Softvoyage also commits to collaborate in good faith with tour operators that wish to use competing distribution channels to distribute their content managed using Softvoyage's content management software. In addition, Softvoyage commits to collaborate in good faith with tour operators using competing content management software so as to enable them to distribute their vacation packages using Softvoyage’s distribution software in a non-discriminatory fashion.
Finally, Softvoyage commits to establish and implement a corporate compliance program.
This publication is not a legal document. The Bureau’s findings, as reflected in this Position Statement, are not findings of fact or law that have been tested before a tribunal or court.

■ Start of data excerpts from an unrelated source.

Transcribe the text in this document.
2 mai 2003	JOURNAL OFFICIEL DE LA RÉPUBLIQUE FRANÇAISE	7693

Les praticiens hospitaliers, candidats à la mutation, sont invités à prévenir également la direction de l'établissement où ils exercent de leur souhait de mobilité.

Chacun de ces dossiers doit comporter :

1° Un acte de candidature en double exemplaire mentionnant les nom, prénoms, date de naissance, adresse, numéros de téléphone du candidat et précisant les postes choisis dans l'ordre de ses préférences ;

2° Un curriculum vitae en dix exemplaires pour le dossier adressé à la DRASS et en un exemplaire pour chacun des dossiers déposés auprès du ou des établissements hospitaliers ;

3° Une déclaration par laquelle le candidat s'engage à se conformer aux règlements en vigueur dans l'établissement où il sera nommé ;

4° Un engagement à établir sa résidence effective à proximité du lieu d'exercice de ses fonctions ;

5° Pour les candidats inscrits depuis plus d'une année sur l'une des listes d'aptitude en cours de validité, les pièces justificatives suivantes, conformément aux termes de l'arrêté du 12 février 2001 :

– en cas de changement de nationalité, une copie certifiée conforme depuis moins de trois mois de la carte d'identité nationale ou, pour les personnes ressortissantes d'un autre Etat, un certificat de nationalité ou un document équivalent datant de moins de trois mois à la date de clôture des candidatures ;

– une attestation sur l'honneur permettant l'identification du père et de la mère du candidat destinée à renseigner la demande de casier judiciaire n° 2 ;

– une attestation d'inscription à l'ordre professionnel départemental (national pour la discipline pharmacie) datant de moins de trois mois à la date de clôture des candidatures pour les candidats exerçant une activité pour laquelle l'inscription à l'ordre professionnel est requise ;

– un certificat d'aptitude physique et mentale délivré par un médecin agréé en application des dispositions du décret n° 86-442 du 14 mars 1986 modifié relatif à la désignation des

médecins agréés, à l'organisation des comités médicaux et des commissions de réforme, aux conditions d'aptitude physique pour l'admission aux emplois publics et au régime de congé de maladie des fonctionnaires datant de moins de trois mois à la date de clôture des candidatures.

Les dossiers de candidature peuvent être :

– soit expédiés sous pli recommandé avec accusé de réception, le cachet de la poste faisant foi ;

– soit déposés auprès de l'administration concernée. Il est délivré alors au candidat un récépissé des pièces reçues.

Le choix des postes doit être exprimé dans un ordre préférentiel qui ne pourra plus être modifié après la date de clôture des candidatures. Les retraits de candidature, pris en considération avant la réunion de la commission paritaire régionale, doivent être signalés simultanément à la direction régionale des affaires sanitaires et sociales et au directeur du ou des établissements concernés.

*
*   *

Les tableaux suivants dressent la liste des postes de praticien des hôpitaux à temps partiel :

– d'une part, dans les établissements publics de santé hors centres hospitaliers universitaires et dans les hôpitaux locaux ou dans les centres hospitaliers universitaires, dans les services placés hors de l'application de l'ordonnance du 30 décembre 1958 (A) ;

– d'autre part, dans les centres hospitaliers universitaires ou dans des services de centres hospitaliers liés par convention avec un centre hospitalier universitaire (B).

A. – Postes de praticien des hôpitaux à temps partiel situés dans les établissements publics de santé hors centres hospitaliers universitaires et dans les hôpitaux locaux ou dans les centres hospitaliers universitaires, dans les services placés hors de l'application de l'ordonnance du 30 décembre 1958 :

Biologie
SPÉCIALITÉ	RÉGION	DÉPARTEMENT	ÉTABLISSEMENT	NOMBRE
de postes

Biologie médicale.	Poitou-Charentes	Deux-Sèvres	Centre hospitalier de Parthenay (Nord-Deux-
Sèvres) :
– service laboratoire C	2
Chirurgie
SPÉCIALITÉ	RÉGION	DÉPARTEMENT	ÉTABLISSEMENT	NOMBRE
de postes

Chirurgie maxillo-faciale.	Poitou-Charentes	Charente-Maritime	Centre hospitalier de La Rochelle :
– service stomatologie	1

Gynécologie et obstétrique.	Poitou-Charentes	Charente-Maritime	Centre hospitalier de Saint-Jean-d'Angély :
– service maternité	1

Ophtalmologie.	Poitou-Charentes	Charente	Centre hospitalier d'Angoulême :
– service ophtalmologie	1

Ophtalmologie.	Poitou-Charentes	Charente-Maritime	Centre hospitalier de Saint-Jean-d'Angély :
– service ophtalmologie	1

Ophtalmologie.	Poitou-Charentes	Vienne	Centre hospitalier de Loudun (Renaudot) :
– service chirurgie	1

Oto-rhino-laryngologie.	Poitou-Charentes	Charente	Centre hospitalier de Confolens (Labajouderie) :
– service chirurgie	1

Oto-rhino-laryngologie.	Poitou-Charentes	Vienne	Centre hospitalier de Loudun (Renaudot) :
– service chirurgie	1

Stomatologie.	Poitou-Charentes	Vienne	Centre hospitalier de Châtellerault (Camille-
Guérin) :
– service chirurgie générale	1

Further, the contents of this Position Statement do not indicate findings of unlawful conduct by any party.
However, in an effort to further enhance its communication and transparency with stakeholders, the Bureau may publicly communicate the results of certain investigations, inquiries and merger reviews by way of a Position Statement. In the case of a merger review, Position Statements briefly describe the Bureau's analysis of a particular proposed transaction and summarize its main findings. The Bureau also publishes Position Statements summarizing the results of certain investigations, inquiries and reviews conducted under the Competition Act. Readers should exercise caution in interpreting the Bureau’s assessment. Enforcement decisions are made on a case‑by‑case basis and the conclusions discussed in the Position Statement are specific to the present matter and are not binding on the Commissioner of Competition.